Which SSL product includes the vulnerability scan?
The service is included at no additional cost with the following products
MPKI for SSL
- Premium SSL with Extended Validation
- Standard SSL with Extended Validation
- Premium SSL
- Symantec Secure Site Pro with EV
- Symantec Secure Site with EV
- Symantec Secure Site Pro
Why hasn't Symantec Vulnerability Assessment service scanned my site or cannot contact my server?
- In order to receive the benefit of the service you must opt-in which you would do from within the console of where you manage the SSL certificates for the site you wished to be scanned. Only customer's with a valid SSL certificates may opt-in to the service.
- The site must be externally accessible for scanning with no access credentials required.
- Either your hosting provider or internal organizations could be blocking the types of scans and tests that the Symantec VA service performs. If that is the case you need to setup exceptions for the IP addresses that the Symantec VA service provides. Please click here for documentation.
Which IP addresses does Vulnerability Assessment Service scan from?
Vulnerability Assessment Service can create multiple entries in your website's logs and could cause issues with other software like intrusion detection systems. For this reason, you might want to create filters that allow access.
Vulnerability Assessment Service uses the following IP addresses and server names:
- VBLADEAF001 188.8.131.52 (scan1.ws.symantec.com)
- VBLADEAF002 184.108.40.206 (scan2.ws.symantec.com)
- VBLADEAF003 220.127.116.11 (scan3.ws.symantec.com)
- VBLADEAF004 18.104.22.168 (scan4.ws.symantec.com)
- VBLADEAF005 22.214.171.124 (scan5.ws.symantec.com)
- VBLADEAF006 126.96.36.199 (scan6.ws.symantec.com)
- VBLADEAF007 188.8.131.52 (scan7.ws.symantec.com)
- VBLADEAF008 184.108.40.206 (scan8.ws.symantec.com)
- VBLADEAF009 220.127.116.11 (scan9.ws.symantec.com)
- VBLADEAF010 18.104.22.168 (scan10.ws.symantec.com)
What’s the difference between vulnerability assessment and malware scanning?

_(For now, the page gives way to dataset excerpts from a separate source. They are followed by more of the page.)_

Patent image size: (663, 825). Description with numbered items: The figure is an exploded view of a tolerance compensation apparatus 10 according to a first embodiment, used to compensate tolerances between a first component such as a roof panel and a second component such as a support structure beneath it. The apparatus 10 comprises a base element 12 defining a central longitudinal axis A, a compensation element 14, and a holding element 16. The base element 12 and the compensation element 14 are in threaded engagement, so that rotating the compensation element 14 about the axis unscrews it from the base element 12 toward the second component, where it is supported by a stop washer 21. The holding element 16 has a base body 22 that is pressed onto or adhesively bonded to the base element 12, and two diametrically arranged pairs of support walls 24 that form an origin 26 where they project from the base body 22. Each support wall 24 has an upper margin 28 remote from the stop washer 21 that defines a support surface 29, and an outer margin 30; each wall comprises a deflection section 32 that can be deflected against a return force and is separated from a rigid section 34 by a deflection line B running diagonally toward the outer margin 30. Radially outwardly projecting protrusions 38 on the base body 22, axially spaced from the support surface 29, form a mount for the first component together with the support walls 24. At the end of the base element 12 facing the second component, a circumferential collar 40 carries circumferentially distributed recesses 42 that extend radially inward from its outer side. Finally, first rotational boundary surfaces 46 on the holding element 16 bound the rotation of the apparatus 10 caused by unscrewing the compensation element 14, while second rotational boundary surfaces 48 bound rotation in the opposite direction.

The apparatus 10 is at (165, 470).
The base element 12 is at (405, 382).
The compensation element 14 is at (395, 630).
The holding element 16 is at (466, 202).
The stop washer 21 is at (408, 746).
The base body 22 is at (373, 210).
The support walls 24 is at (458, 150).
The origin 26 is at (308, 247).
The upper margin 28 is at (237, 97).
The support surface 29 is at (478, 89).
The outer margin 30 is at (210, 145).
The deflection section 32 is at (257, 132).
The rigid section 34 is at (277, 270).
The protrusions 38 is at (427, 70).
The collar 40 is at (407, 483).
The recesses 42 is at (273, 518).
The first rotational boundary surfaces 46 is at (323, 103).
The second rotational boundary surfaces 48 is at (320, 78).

Vulnerability assessment scans for and reports on entry points for security breaches. Malware scanning finds harmful software already on your site and network. If you have malware on your site, it probably means that an entry point already has been breached. When you repair the vulnerabilities on your site, you help deter potential breaches, including malware.

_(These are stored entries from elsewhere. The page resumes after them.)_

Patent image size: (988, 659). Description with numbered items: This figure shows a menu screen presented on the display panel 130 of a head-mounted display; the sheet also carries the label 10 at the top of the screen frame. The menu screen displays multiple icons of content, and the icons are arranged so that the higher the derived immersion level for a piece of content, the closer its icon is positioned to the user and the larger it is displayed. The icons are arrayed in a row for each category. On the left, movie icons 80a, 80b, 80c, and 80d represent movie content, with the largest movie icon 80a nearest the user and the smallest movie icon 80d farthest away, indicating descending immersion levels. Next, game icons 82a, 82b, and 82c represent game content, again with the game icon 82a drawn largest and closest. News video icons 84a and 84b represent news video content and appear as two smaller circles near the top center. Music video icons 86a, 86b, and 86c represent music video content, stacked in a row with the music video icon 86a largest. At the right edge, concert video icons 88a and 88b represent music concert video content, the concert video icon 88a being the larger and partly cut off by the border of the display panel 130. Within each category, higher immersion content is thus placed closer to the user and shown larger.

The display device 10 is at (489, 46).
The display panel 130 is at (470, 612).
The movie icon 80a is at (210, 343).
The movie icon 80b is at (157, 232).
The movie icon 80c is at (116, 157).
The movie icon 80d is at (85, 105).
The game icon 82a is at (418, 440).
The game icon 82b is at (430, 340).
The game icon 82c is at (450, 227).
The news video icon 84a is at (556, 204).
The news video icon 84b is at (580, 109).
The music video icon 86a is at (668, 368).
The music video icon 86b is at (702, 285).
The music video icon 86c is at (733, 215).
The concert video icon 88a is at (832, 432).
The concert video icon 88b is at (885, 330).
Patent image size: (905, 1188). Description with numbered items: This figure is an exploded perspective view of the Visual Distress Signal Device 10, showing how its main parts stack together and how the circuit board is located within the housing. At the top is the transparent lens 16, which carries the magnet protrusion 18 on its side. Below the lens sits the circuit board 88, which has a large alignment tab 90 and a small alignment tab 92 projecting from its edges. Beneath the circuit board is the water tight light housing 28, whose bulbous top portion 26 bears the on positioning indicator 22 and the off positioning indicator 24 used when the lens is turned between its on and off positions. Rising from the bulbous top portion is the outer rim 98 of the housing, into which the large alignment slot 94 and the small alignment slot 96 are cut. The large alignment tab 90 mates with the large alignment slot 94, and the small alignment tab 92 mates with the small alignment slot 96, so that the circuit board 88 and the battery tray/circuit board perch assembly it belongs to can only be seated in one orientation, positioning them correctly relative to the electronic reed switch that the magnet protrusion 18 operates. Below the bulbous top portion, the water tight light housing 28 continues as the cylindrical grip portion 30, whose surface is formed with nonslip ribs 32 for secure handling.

Now that I have vulnerability assessment, do I really need malware scanning?
Yes. Vulnerability assessment doesn’t detect malware; it only shows you entry points that could be exploited to inject malware. When used together, malware scanning and vulnerability assessment provide complementary functions to help keep your site safe.
How will vulnerability assessment affect my website and network? What are the risks?
All vulnerability scanning services enter your website to find vulnerabilities. This inherently carries some risk. We have made every effort to minimize the risks associated with our vulnerability assessment.
The scan may cause slight performance delays (for example, page loading time). It also may trigger intrusion detection or other systems during scanning. The risk to a particular site or network varies from system to system. There is no system risk between scans.
I already have vulnerability scanning. Why would I need another one?
You can use our vulnerability assessment to cross-check the results of any other scan for an added security layer.
What ports does vulnerability assessment scan?
We scan all commonly used ports—more than 1000 in total. Your report will list any ports we found with vulnerabilities, in the appendix section of your report.
What types of vulnerabilities does the scan detect?
We scan for the most common types of vulnerabilities, which include outdated or unpatched software, cross-site scripting (XSS), SQL injection, and “backdoors.” As hacking technology changes, we update the scan accordingly to detect those vulnerabilities.
What type of files or scripts does vulnerability assessment detect?
We scan any active content on the website that accepts user input, without regard to the type of file or script. We also check for software with known vulnerabilities, such as outdated versions of osCommerce package or WordPress.
What are the limits of the scan?
- We do not scan password-protected areas of the site, internal-facing pages, or any areas not publicly accessible.
- The scan will not detect every vulnerability.
- You cannot customize any parameters of the scan.